U.S. Attorney’s Office September 13, 2013
  • District of South Carolina (803) 929-3000

COLUMBIA, SC—United States Attorney Bill Nettles stated that Paul D. Pomfret, age 49, formerly of Palm Beach, Florida, was sentenced to 63 months’ imprisonment in federal court in Columbia. He was also ordered to pay $1,631,090 to various victims. Pomfret pled guilty May 23, 2013, to wire fraud, a violation of Title 18, United States Code, Section 1343. United States District Judge Cameron McGowan Currie presided over the case.

Evidence presented at the change of plea hearing established that Pomfret was a hedge fund manager who operated PDP Capital Investments in Palm Beach, Florida.
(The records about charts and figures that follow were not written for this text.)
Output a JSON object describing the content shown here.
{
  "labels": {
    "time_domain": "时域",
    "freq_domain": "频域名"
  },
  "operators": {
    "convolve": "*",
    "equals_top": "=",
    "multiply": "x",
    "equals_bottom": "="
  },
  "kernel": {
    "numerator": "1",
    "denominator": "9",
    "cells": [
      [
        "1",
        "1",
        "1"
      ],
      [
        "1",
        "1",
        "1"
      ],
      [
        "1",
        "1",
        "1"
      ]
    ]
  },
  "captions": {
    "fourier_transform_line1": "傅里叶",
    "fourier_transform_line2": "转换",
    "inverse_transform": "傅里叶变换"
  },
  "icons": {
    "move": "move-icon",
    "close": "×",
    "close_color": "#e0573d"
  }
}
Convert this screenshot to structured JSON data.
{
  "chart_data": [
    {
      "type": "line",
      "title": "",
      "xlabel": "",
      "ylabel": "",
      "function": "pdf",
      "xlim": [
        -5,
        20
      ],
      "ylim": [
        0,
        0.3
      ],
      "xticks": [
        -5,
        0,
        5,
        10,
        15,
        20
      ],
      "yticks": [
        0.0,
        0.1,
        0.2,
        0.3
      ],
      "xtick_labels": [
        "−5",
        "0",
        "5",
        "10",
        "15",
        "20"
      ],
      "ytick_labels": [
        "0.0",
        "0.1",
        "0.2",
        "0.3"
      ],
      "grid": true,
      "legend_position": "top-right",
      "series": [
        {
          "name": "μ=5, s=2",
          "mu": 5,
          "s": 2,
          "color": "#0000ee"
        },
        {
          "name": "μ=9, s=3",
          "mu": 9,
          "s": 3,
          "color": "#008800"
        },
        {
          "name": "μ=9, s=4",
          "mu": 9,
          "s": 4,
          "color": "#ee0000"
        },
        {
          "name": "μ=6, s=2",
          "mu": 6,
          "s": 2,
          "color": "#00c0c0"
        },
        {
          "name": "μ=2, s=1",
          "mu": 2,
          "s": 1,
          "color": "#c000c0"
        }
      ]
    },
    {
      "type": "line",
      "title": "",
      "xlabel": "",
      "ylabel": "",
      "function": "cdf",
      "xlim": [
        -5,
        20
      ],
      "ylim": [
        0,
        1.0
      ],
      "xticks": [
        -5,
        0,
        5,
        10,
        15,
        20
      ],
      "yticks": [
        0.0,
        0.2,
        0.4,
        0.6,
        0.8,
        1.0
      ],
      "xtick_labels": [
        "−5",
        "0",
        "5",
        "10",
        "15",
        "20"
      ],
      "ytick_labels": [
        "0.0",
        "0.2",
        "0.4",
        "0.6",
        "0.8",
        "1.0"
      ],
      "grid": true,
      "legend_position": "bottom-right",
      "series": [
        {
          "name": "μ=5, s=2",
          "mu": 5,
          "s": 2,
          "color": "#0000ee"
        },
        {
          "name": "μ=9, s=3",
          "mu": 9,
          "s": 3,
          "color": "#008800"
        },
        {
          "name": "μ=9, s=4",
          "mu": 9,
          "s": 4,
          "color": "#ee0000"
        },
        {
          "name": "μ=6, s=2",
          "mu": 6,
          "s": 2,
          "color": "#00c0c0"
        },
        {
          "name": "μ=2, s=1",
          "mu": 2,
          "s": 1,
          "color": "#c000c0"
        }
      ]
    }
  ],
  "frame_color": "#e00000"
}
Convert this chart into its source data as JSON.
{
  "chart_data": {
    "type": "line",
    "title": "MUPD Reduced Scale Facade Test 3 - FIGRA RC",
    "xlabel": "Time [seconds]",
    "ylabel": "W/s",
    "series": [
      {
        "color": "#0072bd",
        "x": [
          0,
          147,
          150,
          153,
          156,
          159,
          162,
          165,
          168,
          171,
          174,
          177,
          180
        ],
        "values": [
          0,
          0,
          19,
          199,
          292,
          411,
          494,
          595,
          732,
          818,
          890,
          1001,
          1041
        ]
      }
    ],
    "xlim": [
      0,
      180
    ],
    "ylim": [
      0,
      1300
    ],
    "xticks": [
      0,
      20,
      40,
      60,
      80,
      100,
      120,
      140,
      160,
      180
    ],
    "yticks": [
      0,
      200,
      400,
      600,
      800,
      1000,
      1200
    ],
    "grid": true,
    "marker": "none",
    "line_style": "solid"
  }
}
In January 2010, Pomfret met the CEO of a Sumter-area business during a business trip to the Cayman Islands, during which he pitched his investment company. Over the next couple of months, Pomfret provided several documents pertaining to his funds, which were hedge “funds of funds.” In a fund of funds, an individual can provide money to a single hedge fund, and then that money buys into multiple funds overseen by different managers. Pomfret indicated his fund invested in approximately 20 such hedge funds around the world.
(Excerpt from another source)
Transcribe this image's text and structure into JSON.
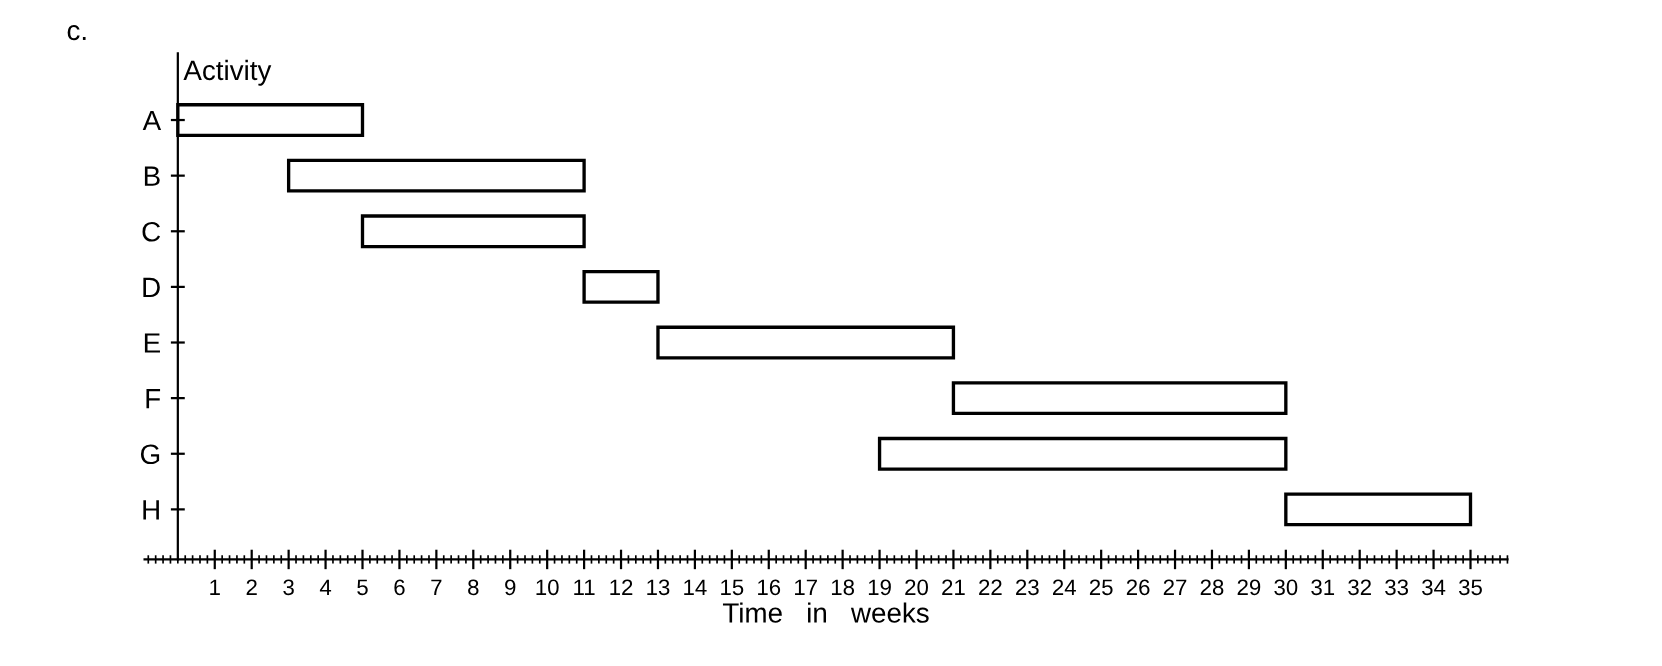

Eventually, the Sumter-area company sent Pomfret $500,000 by bank wire transfer. Contrary to what had been represented by Pomfret, the money was not invested in a fund of funds but went to pay off two previous investors. At that point, in fact, the fund of funds was largely shut down, and most of the money received by Pomfret was tied up in a beach house and promissory notes. All of the $500,000 investment eventually was lost. The $1.6 million in restitution resulted from other individuals who fell victim to similar promises.

The case was investigated by agents of the Federal Bureau of Investigation. Assistant United States Attorney Winston D. Holliday, Jr. of the Columbia office handled the case.